"le Prêtre et le Braconnier" de Benjamin Myers (Beastings)

Par Cassiopea

Le prêtre et le braconnier (Beastings)
Auteur : Benjamin Myers
Traduit de l’anglais (Grande-Bretagne) par Clément Baude
Éditions : Seuil (11 Octobre 2024)
ISBN : 978-2021377736
290 pages

Quatrième de couverture

Au nord de l’Angleterre, dans la région des lacs, une jeune fille s’enfuit avec un bébé. Ignorante de tout, elle plonge dans une nature sublime et dangereuse ; elle lutte contre la faim, les éléments, les hommes qu’elle croise – l’agriculteur, l’ermite, le chasseur ; elle rêve de traverser les eaux pour gagner une île miraculeuse où elle élèverait l’enfant dans la joie. Mais le prêtre local est chargé de les retrouver. Il engage le braconnier pour l’aider à les traquer.

Mon avis

Roman sombre, sinistre et pourtant captivant. Porté par une écriture (merci au traducteur pour son travail de qualité) puissante, raffinée, envoutante, incisive. Pas de virgules, pas de dialogues en style direct. On peut penser que ça va être lourd, difficile à lire et bien non, pas du tout. Le phrasé exprime une forme de poésie, malgré les propos durs, terribles et l’atmosphère très noire.

On ne sait pas quand les faits se déroulent, on peut supposer que c’est au début des années 1900. Des adolescentes sont accueillies chez des religieuses où elles apprennent à tenir une maison, faire « la bonne ». C’est le cas de « la Fille » que l’on croit simplette parce qu’elle ne parle pas (même si elle entend tout). Elle est confiée à une famille pour aider car il y a un nouveau-né. Mais au bout de quelque temps, elle décide de fuir avec l’enfant pour le protéger. Elle est jeune, elle n’a rien, elle est démunie face à un environnement hostile (des collines, des lacs) mais elle avance. Elle fait des rencontres déconcertantes, déstabilisantes, elle tombe, mais toujours elle se relève et continue. C’est son but, ce qui la porte, jour après jour. Aller le plus loin possible, mettre de la distance entre elle et les poursuivants.

Car le prêtre est à ses trousses, aidé par un braconnier. On le sent immédiatement, le curé n’est pas net, il a une personnalité trouble, jouant double jeu suivant qui lui fait face.
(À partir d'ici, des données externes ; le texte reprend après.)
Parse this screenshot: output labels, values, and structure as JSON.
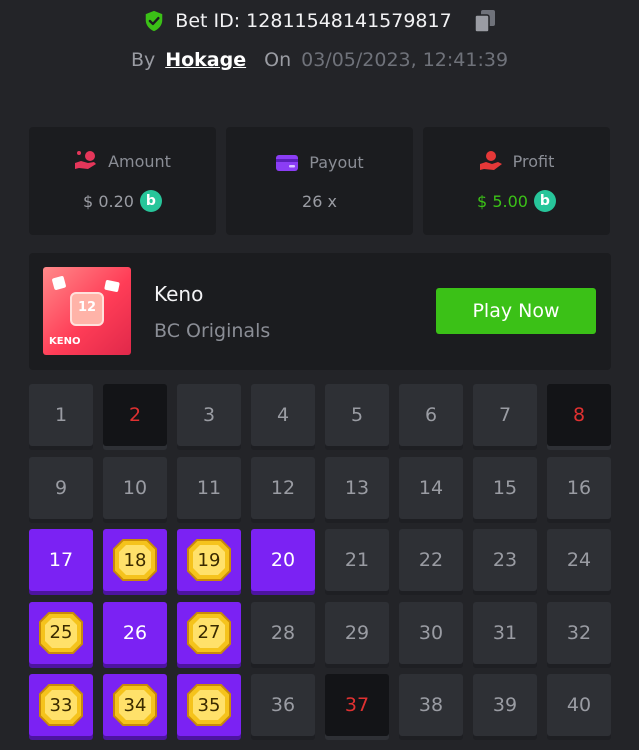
{
  "header": {
    "bet_label": "Bet ID: 12811548141579817",
    "by_label": "By",
    "username": "Hokage",
    "on_label": "On",
    "datetime": "03/05/2023, 12:41:39"
  },
  "stats": {
    "amount": {
      "label": "Amount",
      "value": "$ 0.20",
      "icon": "money-hand-icon"
    },
    "payout": {
      "label": "Payout",
      "value": "26 x",
      "icon": "card-icon"
    },
    "profit": {
      "label": "Profit",
      "value": "$ 5.00",
      "icon": "hand-coin-icon"
    }
  },
  "game": {
    "name": "Keno",
    "provider": "BC Originals",
    "thumb_label": "KENO",
    "thumb_number": "12",
    "play_label": "Play Now"
  },
  "tiles": [
    {
      "n": "1",
      "state": "normal"
    },
    {
      "n": "2",
      "state": "miss"
    },
    {
      "n": "3",
      "state": "normal"
    },
    {
      "n": "4",
      "state": "normal"
    },
    {
      "n": "5",
      "state": "normal"
    },
    {
      "n": "6",
      "state": "normal"
    },
    {
      "n": "7",
      "state": "normal"
    },
    {
      "n": "8",
      "state": "miss"
    },
    {
      "n": "9",
      "state": "normal"
    },
    {
      "n": "10",
      "state": "normal"
    },
    {
      "n": "11",
      "state": "normal"
    },
    {
      "n": "12",
      "state": "normal"
    },
    {
      "n": "13",
      "state": "normal"
    },
    {
      "n": "14",
      "state": "normal"
    },
    {
      "n": "15",
      "state": "normal"
    },
    {
      "n": "16",
      "state": "normal"
    },
    {
      "n": "17",
      "state": "picked"
    },
    {
      "n": "18",
      "state": "hit"
    },
    {
      "n": "19",
      "state": "hit"
    },
    {
      "n": "20",
      "state": "picked"
    },
    {
      "n": "21",
      "state": "normal"
    },
    {
      "n": "22",
      "state": "normal"
    },
    {
      "n": "23",
      "state": "normal"
    },
    {
      "n": "24",
      "state": "normal"
    },
    {
      "n": "25",
      "state": "hit"
    },
    {
      "n": "26",
      "state": "picked"
    },
    {
      "n": "27",
      "state": "hit"
    },
    {
      "n": "28",
      "state": "normal"
    },
    {
      "n": "29",
      "state": "normal"
    },
    {
      "n": "30",
      "state": "normal"
    },
    {
      "n": "31",
      "state": "normal"
    },
    {
      "n": "32",
      "state": "normal"
    },
    {
      "n": "33",
      "state": "hit"
    },
    {
      "n": "34",
      "state": "hit"
    },
    {
      "n": "35",
      "state": "hit"
    },
    {
      "n": "36",
      "state": "normal"
    },
    {
      "n": "37",
      "state": "miss"
    },
    {
      "n": "38",
      "state": "normal"
    },
    {
      "n": "39",
      "state": "normal"
    },
    {
      "n": "40",
      "state": "normal"
    }
  ],
  "colors": {
    "background": "#232428",
    "panel": "#1b1c1f",
    "accent_green": "#3bc117",
    "purple": "#7b22f3",
    "miss_red": "#e03131",
    "gold": "#f5c31c"
  }
}
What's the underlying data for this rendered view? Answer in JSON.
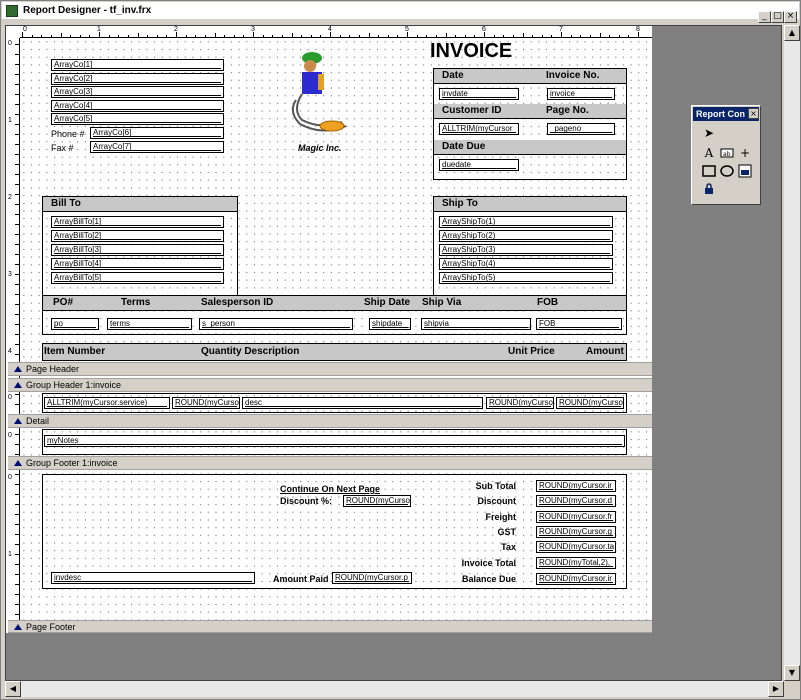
{
  "window": {
    "title": "Report Designer - tf_inv.frx"
  },
  "caption_buttons": {
    "minimize": "_",
    "maximize": "□",
    "close": "×"
  },
  "ruler": {
    "h": [
      "0",
      "1",
      "2",
      "3",
      "4",
      "5",
      "6",
      "7",
      "8"
    ],
    "v": [
      "0",
      "1",
      "2",
      "3",
      "4"
    ],
    "v2": [
      "0"
    ],
    "v3": [
      "0"
    ],
    "v4": [
      "0",
      "1"
    ]
  },
  "header": {
    "company": [
      "ArrayCo[1]_____________________",
      "ArrayCo[2]_____________________",
      "ArrayCo[3]_____________________",
      "ArrayCo[4]_____________________",
      "ArrayCo[5]_____________________"
    ],
    "phone_label": "Phone #",
    "phone_field": "ArrayCo[6]______________",
    "fax_label": "Fax #",
    "fax_field": "ArrayCo[7]______________",
    "logo_caption": "Magic Inc.",
    "invoice_title": "INVOICE",
    "date_label": "Date",
    "invoice_no_label": "Invoice No.",
    "invdate": "invdate__________",
    "invoice": "invoice_______",
    "customer_id_label": "Customer ID",
    "page_no_label": "Page No.",
    "customer_field": "ALLTRIM(myCursor",
    "pageno": "_pageno_______",
    "date_due_label": "Date Due",
    "duedate": "duedate__________",
    "bill_to": "Bill To",
    "bill_fields": [
      "ArrayBillTo[1]____________________",
      "ArrayBillTo[2]____________________",
      "ArrayBillTo[3]____________________",
      "ArrayBillTo[4]____________________",
      "ArrayBillTo[5]____________________"
    ],
    "ship_to": "Ship To",
    "ship_fields": [
      "ArrayShipTo(1)____________________",
      "ArrayShipTo(2)____________________",
      "ArrayShipTo(3)____________________",
      "ArrayShipTo(4)____________________",
      "ArrayShipTo(5)____________________"
    ],
    "po_label": "PO#",
    "terms_label": "Terms",
    "salesperson_label": "Salesperson ID",
    "ship_date_label": "Ship Date",
    "ship_via_label": "Ship Via",
    "fob_label": "FOB",
    "po": "po_______",
    "terms": "terms____________",
    "s_person": "s_person_______________________",
    "shipdate": "shipdate_____",
    "shipvia": "shipvia____________________",
    "fob": "FOB______________",
    "item_number": "Item Number",
    "quantity_description": "Quantity Description",
    "unit_price": "Unit Price",
    "amount": "Amount"
  },
  "bands": {
    "page_header": "Page Header",
    "group_header": "Group Header 1:invoice",
    "detail": "Detail",
    "group_footer": "Group Footer 1:invoice",
    "page_footer": "Page Footer"
  },
  "group_header_fields": [
    "ALLTRIM(myCursor.service)____",
    "ROUND(myCurso",
    "desc_____________________________________________________",
    "ROUND(myCurso",
    "ROUND(myCurso"
  ],
  "detail_field": "myNotes______________________________________________________________________________",
  "footer": {
    "continue": "Continue On Next Page",
    "discount_pct": "Discount %:",
    "discount_field": "ROUND(myCurso",
    "invdesc": "invdesc______________________________",
    "amount_paid": "Amount Paid",
    "amount_paid_field": "ROUND(myCursor.p",
    "totals_labels": [
      "Sub Total",
      "Discount",
      "Freight",
      "GST",
      "Tax",
      "Invoice Total",
      "Balance Due"
    ],
    "totals_fields": [
      "ROUND(myCursor.ir",
      "ROUND(myCursor.d",
      "ROUND(myCursor.fr",
      "ROUND(myCursor.g",
      "ROUND(myCursor.ta",
      "ROUND(myTotal,2),",
      "ROUND(myCursor.ir"
    ]
  },
  "toolbox": {
    "title": "Report Con",
    "close": "×"
  },
  "colors": {
    "band_bar": "#d4d0c8",
    "header_box": "#c8c8c8",
    "canvas": "#ffffff",
    "background": "#808080"
  }
}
Il fait froid dans le dos, il effraie le lecteur. C’est un homme de Dieu qui n’a rien de sain, ni de saint. Je l’ai trouvé abject, horrible, à vomir…. Même son acolyte est plus supportable.

Nous, on est là, collé aux basques de cette jeune fille, on suit ses moindres mouvements, ses errements, ses peurs, ses petits répits lorsqu’il y a une légère lueur. La Fille ne parle pas, est-ce une raison pour ne pas la considérer ? C’est pourtant le cas et c’est révoltant. On souffre pour elle, avec elle. Les mots, les maux, nous prennent aux tripes, nous font serrer les poings. Car il ne faut pas rêver, c’est bien la bassesse de certaines personnes qui nous saute aux yeux, qui nous apostrophe, qui nous fait mal. Les émotions nous coincent la gorge, les ressentis sont décuplés tant la formulation est forte.

On sait peu de choses des protagonistes, ils sont plus désignés par ce qu’ils sont que par leur nom. Mais c’est suffisant car cela met encore plus d’intensité dans chaque geste, dans chaque mot prononcé, dans chaque situation. On pourrait dire que l’écriture est dépouillée, chirurgicale, précise à l’extrême. L’auteur offre une approche pointilleuse du bien et du mal. Il arrive que des personnes fassent du mal en croyant agir pour le bien… D’autres portent le vice en eux et ne vivent pas que pour ça.

On en prend plein le cœur : la pauvreté, les privations, la peur du lendemain…. Ce livre c’est de la souffrance mais présentée avec force et finesse, c’est stupéfiant. On n’est jamais dans le voyeurisme, dans la banalité des actes, on vit l’histoire. La Fille est attachante, le Prêtre est détestable et le Braconnier, lui n’est pas aussi superficiel qu’on pourrait l’imaginer, il n’hésite pas à pousser le curé dans ses retranchements.

C’est un récit qui marque, qu’on ne peut pas oublier tant il résonne et se démarque par le fond et la forme.